The two satellites, SES-14 and Al Yah 3, are fine other than being in the wrong orbits.
The Ariane 5 rocket was supposed to place them into an intermediate Geostationary Transfer Orbit (GTO) on their way to their final destinations in Geostationary Orbit (GEO) above the equator. The satellites have their own propulsion systems to take them from GTO to GEO and both satellite operators indicated today that they will be able to get to GEO nonetheless, but it will take longer.
SES S.A. of Luxembourg said that SES-14 is in good health and the delay in reaching GEO will be about four weeks. Orbital ATK, which built Al Yah 3 for the UAE’s Yahsat, similarly reported that Al Yah 3 is OK and they will execute a revised flight plan to get it to its intended location, but did not say how long it will take.
NASA has an earth science instrument, GOLD, aboard SES-14 as a hosted payload and NASA tweeted today that it has been advised by SES that there will be “minimal impact” on the satellite and “we expect no effect on the quality of GOLD’s observations & data”.
SES has informed us there is minimal impact on the SES-14 satellite carrying #NASAGOLD after the Jan. 25 launch anomaly. As the satellite is in good health, we expect no effect on the quality of GOLD’s observations & data. Full details at https://t.co/hG1FDKcP4G.
— NASA Sun & Space (@NASASun) January 26, 2018
Arianespace has established an independent commission to investigate what happened, led by the European Space Agency’s (ESA’s) Inspector General. In the meantime it said its launch schedule will continue as planned.

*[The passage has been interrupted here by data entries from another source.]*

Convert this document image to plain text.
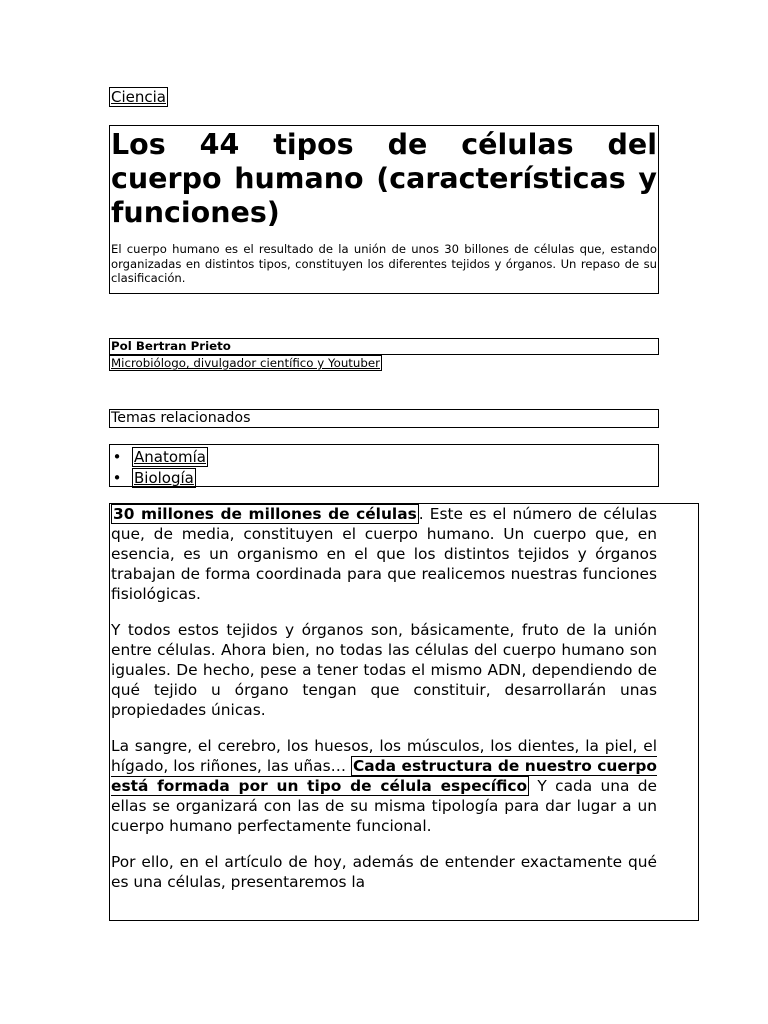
Ciencia
Los 44 tipos de células del cuerpo humano (características y funciones)

El cuerpo humano es el resultado de la unión de unos 30 billones de células que, estando organizadas en distintos tipos, constituyen los diferentes tejidos y órganos. Un repaso de su clasificación.

Pol Bertran Prieto
Microbiólogo, divulgador científico y Youtuber
Temas relacionados
• Anatomía
• Biología

30 millones de millones de células . Este es el número de células que, de media, constituyen el cuerpo humano. Un cuerpo que, en esencia, es un organismo en el que los distintos tejidos y órganos trabajan de forma coordinada para que realicemos nuestras funciones fisiológicas.

Y todos estos tejidos y órganos son, básicamente, fruto de la unión entre células. Ahora bien, no todas las células del cuerpo humano son iguales. De hecho, pese a tener todas el mismo ADN, dependiendo de qué tejido u órgano tengan que constituir, desarrollarán unas propiedades únicas.

La sangre, el cerebro, los huesos, los músculos, los dientes, la piel, el hígado, los riñones, las uñas… Cada estructura de nuestro cuerpo está formada por un tipo de célula específico Y cada una de ellas se organizará con las de su misma tipología para dar lugar a un cuerpo humano perfectamente funcional.

Por ello, en el artículo de hoy, además de entender exactamente qué es una células, presentaremos la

Flight VA241’s two satellite payloads – SES-14 and Al Yah 3 – are in orbit and operating nominally, despite a trajectory deviation experienced during the launch. Upcoming launch campaigns currently underway at the Guiana Space Centre (CSG) are proceeding as scheduled.

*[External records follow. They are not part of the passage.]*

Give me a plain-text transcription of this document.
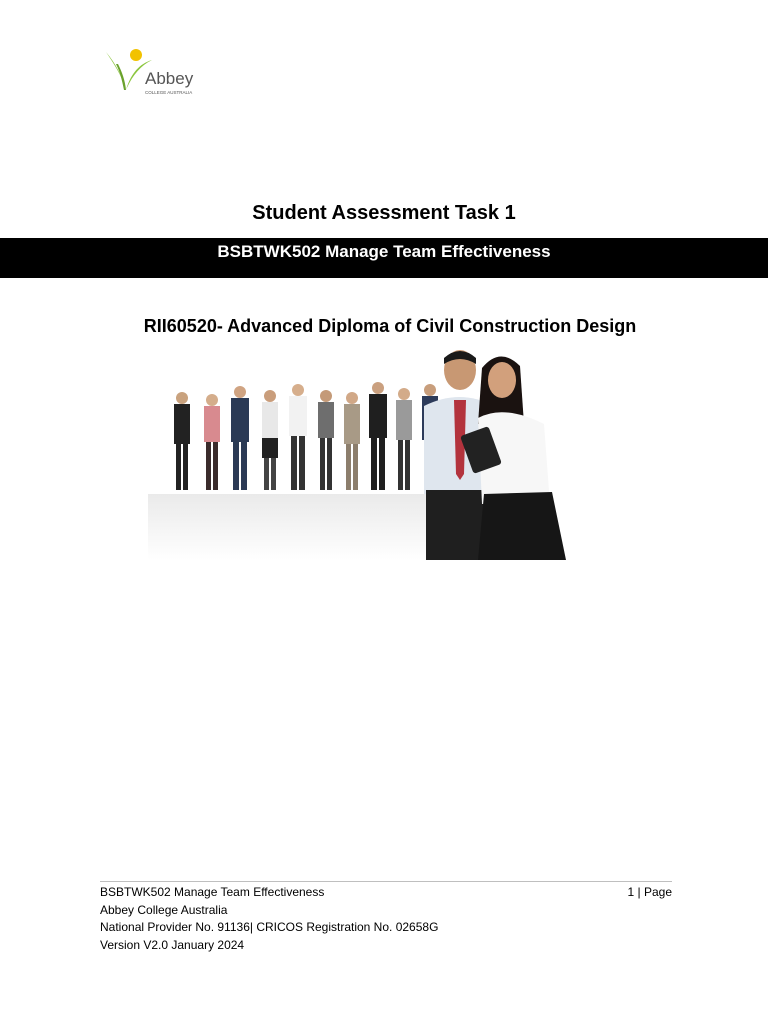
Abbey
COLLEGE AUSTRALIA
Student Assessment Task 1
BSBTWK502 Manage Team Effectiveness
RII60520- Advanced Diploma of Civil Construction Design
BSBTWK502 Manage Team Effectiveness	1 | Page
Abbey College Australia
National Provider No. 91136| CRICOS Registration No. 02658G
Version V2.0 January 2024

— Stéphane Israël (@arianespaceceo) January 26, 2018
Astrophysicist Jonathan McDowell, editor of Jonathan’s Space Report, tweeted (@planet 4589) the orbits where the satellites should have been versus where they are based on the Two Line Elements (TLEs) issued by DOD’s Joint Space Operations Center through the publicly available Space-Track.org.
TLEs are out – the Ariane objects are in 230 x 43160 km x 20 degree
geotransfer instead of the intended 250 x 45000 x 3 deg, so inclination totally off but height pretty much fine— Jonathan McDowell (@planet4589) January 26, 2018
His initial analysis is that a software error may have been at fault. The altitude of the orbits is close to what was intended, but not their angles to the equator (inclinations).
Too early to tell, but this smells to me like a software/input data error could be the culprit – it’s hard to make the hardware fail in such a way as to get the right heights but the wrong inclination
— Jonathan McDowell (@planet4589) January 26, 2018
The independent inquiry will make a final determination as to what went wrong.
Ariane 5 has an impressive record, with 82 successes in a row since a failure in December 2002. The satellites were placed into orbit, even if it was the wrong one, and are expected to ultimately reach their destinations, so some record-keepers may count the launch as a success, but any anomaly is serious. Commercial satellites like SES-14 and Al Yah 3 are often insured and comparatively easy to replace, but Ariane also launches government satellites, which typically are not insured and can be quite expensive. Ariane 5 will launch NASA’s $8 billion James Webb Space Telescope in 2019, for example, as part of a cooperative agreement between NASA and ESA.